Thursday, March 31, 2011

The Filter Knows What You Want to Watch

 
- Looks at Meta, Contextual & Social Network Data
Anyone who has used the online version of Netflix or LoveFilm knows how hard it can be to find what they want to watch once the favorites have been viewed. With tens of thousands of selections available, most of which users don’t want to watch, finding the right one for the moment is difficult. And the choice depends on their location, home, office, train, and the time of day. We think that recommendation engines like the one The Filter has developed will be an essential part of future online video services. 

In the UK, TV-viewing time increased on average by two hours per week as a result of companies providing recommendations for what to watch from social media friends, according to The Filter CEO David Maher-Roberts, citing numbers from the UK’s Broadcasters Audience Research Board (BARB). Speaking at SXSW he said it’s no surprise that some TV and film producers are looking at including social media streams with their broadcasts. 

Since 2009, The Filter has provided its recommendation engine to Web services such as NBC, DailyMotion, Warner Bros, Nokia and Sony Music. Roberts says the recommendations, which are based on taste, location, time of day and prior consumption, are more accurate than Amazon’s recommendations are with books and DVDs. Roberts says the company currently serves over 100 million recommendations per month. 

“We can look at content in context of each individual, based on mood and taste, for example,” he said. “Connected devices produce mountains of relevant data in real time, and this can be used to understand specific demands of individual users.”

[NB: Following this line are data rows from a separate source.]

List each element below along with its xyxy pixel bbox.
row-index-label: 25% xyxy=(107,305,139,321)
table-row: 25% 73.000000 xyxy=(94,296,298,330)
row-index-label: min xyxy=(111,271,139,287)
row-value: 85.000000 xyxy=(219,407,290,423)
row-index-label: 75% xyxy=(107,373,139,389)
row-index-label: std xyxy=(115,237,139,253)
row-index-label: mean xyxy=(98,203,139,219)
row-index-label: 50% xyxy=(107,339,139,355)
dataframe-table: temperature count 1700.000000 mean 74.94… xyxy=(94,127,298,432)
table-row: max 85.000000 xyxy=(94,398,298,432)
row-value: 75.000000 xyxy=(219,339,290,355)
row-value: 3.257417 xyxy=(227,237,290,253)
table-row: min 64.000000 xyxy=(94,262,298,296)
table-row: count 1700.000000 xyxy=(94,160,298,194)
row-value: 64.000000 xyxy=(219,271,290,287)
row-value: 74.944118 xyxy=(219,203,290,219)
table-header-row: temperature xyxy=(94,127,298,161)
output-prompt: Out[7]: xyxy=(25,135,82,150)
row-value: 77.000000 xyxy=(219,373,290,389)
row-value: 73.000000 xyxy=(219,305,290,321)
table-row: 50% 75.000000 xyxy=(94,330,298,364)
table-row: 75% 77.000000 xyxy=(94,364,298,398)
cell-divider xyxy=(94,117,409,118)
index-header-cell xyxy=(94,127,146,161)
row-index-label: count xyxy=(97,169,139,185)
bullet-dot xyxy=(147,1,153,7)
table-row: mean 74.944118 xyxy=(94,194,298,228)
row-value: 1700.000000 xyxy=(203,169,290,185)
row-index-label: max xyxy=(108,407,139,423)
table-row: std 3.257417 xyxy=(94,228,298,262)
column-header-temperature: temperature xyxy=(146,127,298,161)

The recommendation engine, he said, looks at three different data types:
- Metadata offers content descriptions, performers, titles, images and trailers that can be pulled through via search.
- Contextual data provides the location, times of day, day of week, device and subscription package for every view. As an example he cited children watching TV after school with more child-relevant content recommended between 4 PM and 6 PM.
- Social data based on shared interests and reinforced through social networks is more likely to lead to program recommendations within specific subject areas. It’s like looking to see what a person’s Facebook friends are watching. It has an increasing influence on program discovery. 

He said smart TVs with a combination of these data types are already possible. It is also possible, he said, to measure the ongoing effectiveness of each type within certain viewing groups. He said real time analysis is essential to the future of TV and film services and to the future of advertisers that want the most efficient route to consumers. 

The Filter has recently received a third round of venture capital, which is believed to be about £800,000 ($1.3 million). 

Peter Gabriel, once the lead singer of the rock band Genesis, is a major backer. Gabriel also started Spotify competitor We7, a music streaming service that allows users to download music to their handsets for offline listening. 

There are also online recommendation services like moki.TV that are not integrated in an online site. Consumers can use moki.TV to select a show and be shown a list where it can be viewed now as part of a subscription service or purchased. Moki.tv is not a widget on any smart TVs, smart TV adapters or Blu-ray players that we know of. That makes it a two-step process to watch a selected show on a TV set: first find it on the moki.tv Web site and then find it on online service on the TV set if the set or adapter supports that particular service. For example, LG TVs and Blu-ray players do not support Amazon.com and Apple TV only provides access to Netflix.